Wednesday, July 07, 2004

Is Marx a Zombie?

It's a strong conviction of mine that religious impulses will find expression in even the most atheistic among us. Much like a zombie, religion may be dead but it keeps moving. These impulses will make themselves felt as a will towards some indeterminate objective. Dealing with this problem is something I consider one of the major questions of my life.

Two years ago I was forced to read Pablo Freire's Pedagogy of the Oppressed (oh the irony!), a book I found interesting if ultimately useless.

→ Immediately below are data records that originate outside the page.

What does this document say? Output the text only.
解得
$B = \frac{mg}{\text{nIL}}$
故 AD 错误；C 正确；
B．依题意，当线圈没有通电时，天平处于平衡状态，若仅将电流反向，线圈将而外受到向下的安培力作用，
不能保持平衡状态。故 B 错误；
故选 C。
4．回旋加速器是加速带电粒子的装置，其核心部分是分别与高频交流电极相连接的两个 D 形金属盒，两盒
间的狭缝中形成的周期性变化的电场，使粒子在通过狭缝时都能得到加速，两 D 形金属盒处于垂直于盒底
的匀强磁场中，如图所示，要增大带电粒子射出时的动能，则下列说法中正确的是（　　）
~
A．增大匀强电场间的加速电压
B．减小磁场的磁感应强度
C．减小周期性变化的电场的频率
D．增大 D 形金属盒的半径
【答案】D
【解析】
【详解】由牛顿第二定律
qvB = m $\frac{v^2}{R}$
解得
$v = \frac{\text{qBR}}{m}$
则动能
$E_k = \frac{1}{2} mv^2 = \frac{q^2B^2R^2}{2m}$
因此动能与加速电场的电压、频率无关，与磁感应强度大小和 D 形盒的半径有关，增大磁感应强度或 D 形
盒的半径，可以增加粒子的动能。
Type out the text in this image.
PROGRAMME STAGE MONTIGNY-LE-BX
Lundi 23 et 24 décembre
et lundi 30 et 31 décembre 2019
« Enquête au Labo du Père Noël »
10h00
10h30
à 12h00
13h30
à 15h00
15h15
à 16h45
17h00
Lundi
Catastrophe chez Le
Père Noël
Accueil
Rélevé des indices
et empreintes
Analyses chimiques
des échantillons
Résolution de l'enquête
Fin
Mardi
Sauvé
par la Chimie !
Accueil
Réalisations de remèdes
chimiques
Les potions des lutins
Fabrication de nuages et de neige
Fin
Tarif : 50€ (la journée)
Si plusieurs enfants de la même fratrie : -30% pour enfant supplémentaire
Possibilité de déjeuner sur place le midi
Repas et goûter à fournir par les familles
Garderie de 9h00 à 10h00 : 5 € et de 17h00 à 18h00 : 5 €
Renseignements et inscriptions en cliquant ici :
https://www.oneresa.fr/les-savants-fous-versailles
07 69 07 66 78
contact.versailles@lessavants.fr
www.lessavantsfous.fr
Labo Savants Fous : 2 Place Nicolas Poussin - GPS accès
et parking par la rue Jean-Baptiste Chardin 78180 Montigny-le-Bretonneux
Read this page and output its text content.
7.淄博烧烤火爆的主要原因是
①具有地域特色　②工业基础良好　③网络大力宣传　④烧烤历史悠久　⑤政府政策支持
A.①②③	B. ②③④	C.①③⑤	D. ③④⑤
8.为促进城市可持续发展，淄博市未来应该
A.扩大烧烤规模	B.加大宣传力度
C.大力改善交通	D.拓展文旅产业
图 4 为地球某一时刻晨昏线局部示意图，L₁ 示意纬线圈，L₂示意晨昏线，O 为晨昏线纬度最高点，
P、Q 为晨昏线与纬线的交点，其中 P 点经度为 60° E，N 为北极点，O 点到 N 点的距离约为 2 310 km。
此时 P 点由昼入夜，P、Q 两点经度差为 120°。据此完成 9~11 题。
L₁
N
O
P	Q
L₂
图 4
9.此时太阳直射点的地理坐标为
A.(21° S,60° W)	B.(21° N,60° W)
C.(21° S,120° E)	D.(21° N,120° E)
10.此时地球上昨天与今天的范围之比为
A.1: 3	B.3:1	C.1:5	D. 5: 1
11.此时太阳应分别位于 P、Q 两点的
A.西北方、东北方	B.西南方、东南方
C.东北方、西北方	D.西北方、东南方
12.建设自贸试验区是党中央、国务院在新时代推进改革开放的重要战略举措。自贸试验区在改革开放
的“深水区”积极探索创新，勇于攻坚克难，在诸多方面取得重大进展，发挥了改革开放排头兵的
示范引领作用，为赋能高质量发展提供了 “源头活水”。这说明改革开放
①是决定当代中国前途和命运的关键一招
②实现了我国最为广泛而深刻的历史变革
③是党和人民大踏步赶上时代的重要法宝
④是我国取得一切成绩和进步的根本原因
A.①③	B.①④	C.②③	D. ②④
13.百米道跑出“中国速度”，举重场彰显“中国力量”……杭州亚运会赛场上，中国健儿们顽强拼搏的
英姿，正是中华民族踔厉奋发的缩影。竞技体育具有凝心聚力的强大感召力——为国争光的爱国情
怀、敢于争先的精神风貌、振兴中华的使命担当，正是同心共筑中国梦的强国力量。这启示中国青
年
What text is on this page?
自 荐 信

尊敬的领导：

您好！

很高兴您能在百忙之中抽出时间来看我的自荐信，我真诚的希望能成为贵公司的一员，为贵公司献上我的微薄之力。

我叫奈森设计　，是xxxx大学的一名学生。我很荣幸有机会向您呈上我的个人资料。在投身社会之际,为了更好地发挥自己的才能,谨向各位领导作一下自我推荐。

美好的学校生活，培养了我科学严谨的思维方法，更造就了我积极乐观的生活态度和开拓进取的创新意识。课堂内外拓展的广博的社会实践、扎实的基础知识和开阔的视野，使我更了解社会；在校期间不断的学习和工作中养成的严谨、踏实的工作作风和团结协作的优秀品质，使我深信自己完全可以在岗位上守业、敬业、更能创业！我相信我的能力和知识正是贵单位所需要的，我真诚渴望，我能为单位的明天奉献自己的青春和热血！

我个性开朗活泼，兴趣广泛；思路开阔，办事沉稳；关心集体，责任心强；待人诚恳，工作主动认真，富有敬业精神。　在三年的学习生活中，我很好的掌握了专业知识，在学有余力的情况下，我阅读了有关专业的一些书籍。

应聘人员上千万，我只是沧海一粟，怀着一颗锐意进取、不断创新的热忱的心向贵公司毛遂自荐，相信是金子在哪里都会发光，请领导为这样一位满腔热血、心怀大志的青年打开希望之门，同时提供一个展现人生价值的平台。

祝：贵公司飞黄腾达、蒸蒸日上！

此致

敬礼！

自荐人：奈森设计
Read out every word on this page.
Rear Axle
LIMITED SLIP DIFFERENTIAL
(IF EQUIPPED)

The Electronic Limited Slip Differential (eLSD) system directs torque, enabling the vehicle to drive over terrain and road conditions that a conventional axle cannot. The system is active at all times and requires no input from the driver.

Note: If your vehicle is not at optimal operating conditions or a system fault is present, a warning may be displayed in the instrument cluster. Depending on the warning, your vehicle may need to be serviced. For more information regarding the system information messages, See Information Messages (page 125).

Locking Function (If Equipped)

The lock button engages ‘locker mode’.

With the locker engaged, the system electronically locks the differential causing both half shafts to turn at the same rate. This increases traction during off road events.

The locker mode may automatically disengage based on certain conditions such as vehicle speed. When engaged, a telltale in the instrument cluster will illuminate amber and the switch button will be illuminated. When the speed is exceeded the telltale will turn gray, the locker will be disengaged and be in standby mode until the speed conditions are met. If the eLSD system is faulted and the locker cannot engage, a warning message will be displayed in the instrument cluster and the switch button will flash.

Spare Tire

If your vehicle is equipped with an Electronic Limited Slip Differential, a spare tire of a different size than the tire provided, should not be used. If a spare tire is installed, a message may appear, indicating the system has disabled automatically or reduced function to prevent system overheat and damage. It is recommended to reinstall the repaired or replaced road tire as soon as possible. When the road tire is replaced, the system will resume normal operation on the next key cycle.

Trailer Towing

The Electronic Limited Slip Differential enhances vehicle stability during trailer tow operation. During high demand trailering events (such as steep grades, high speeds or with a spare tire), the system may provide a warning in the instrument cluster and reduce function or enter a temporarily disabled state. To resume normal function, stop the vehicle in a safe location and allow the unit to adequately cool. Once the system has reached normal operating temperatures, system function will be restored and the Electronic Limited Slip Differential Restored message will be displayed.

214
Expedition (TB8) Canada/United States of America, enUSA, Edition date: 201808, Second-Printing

Why I found it useless, however, presents an important question. Freire's book is basically a form of Marxist pedagogy, and like any good Marxist pedagogy its objective is clear, if implicit: revolution. In class, I raised the objection that I couldn't really support Freire's pedagogy because I had no interest in starting a Marxist revolution. Interestingly, I think I was the only one in the class, including the teacher, who considered this the objective of the book. My classmates found the book useful, if rather abstruse, as a means toward...well, I'm not sure what it was a means toward, if not revolution. It was not something anyone could pin down.

What, I reasoned, was the point of Marxist pedagogy without revolution? Marxism seems to me in my ignorance to be a philosophy that is, for better or worse, bound up with its historicism and activism. History would culminate in communism and while the mechanisms of history would act of their own accord (and here is a strange contradiction of his philosophy) it is the duty of the individual to "change the world" as Marx himself said of philosophy. But change it to what if not communism? I think my point here is that I feel Marxism needs a discernable purpose to be meaningful.

And so we find ourselves in a post-Marxist world, where literary scholars practice Marxist criticism as a means toward something unknown. Oh sure, there are justifications, but they are strange ones to reconcile with their inspiration: liberalism, self-consciousness, knowledge for the sake of knowledge. Like a zombie, and like religious impulses finding outlets in strange new ways, Marxism lurches on towards some indeterminate objective. One gets the feeling of going through the motions, of a cottage industry of dissertations and pointless and unreadable scholarly books to no end but self-perpetuation.

My final question is one that I think deeply concerns our Weblord: What is the use of Marxism in a post-Marxist world?